Contact by melanoma cells causes malignant transformation of human epithelial-like stem cells via alpha V integrin activation of transforming growth factor β1 signaling.

The embryonic microenvironment is known to suppress the tumorigenic phenotype of aggressive cancer cells; however, the effects of tumorigenic microenvironments on stem cells have not been sufficiently explored due to the lack of suitable model systems. In order to study the tumorigenic microenviornment, we developed a novel in vitro model system for induction of malignant transformation of human epithelial-like stem cells (hEpSCs), involving co-cultivation and close contact of hEpSCs with the A375 melanoma cell line, together with mutagen treatment of hEpSCs with dimethylbenzanthracene (DMBA). Both factors (close contact and mutagen treatment) were required to transform hEpSCs in vitro and cause phenotypic changes characteristic of epithelial to mesenchymal transition (EMT), including colony formation, decreased E-cadherin and increased N-cadherin and vimentin expression. Direct contact between tumor cells and hEpSCs treated with DMBA increased integrin alpha V (ITGAV gene) expression and caused local activation of the transforming growth factor (TGF)-β1/Smad signaling pathways in hEpSCs.
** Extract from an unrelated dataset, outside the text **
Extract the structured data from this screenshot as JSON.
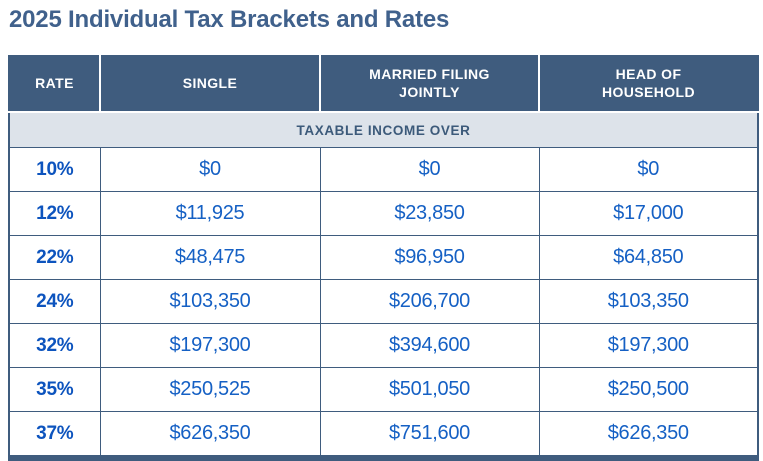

The novel model system described here is being used to elucidate the microenvironmental factors and biological mechanisms involved in the induction of neoplastic progression in hEpSCs in vitro by A375 melanoma cells. A better understanding of the molecular mechanisms by which melanoma cells exert these effects on hEpSCs may open up new avenues for therapeutic and preventive cancer interventions.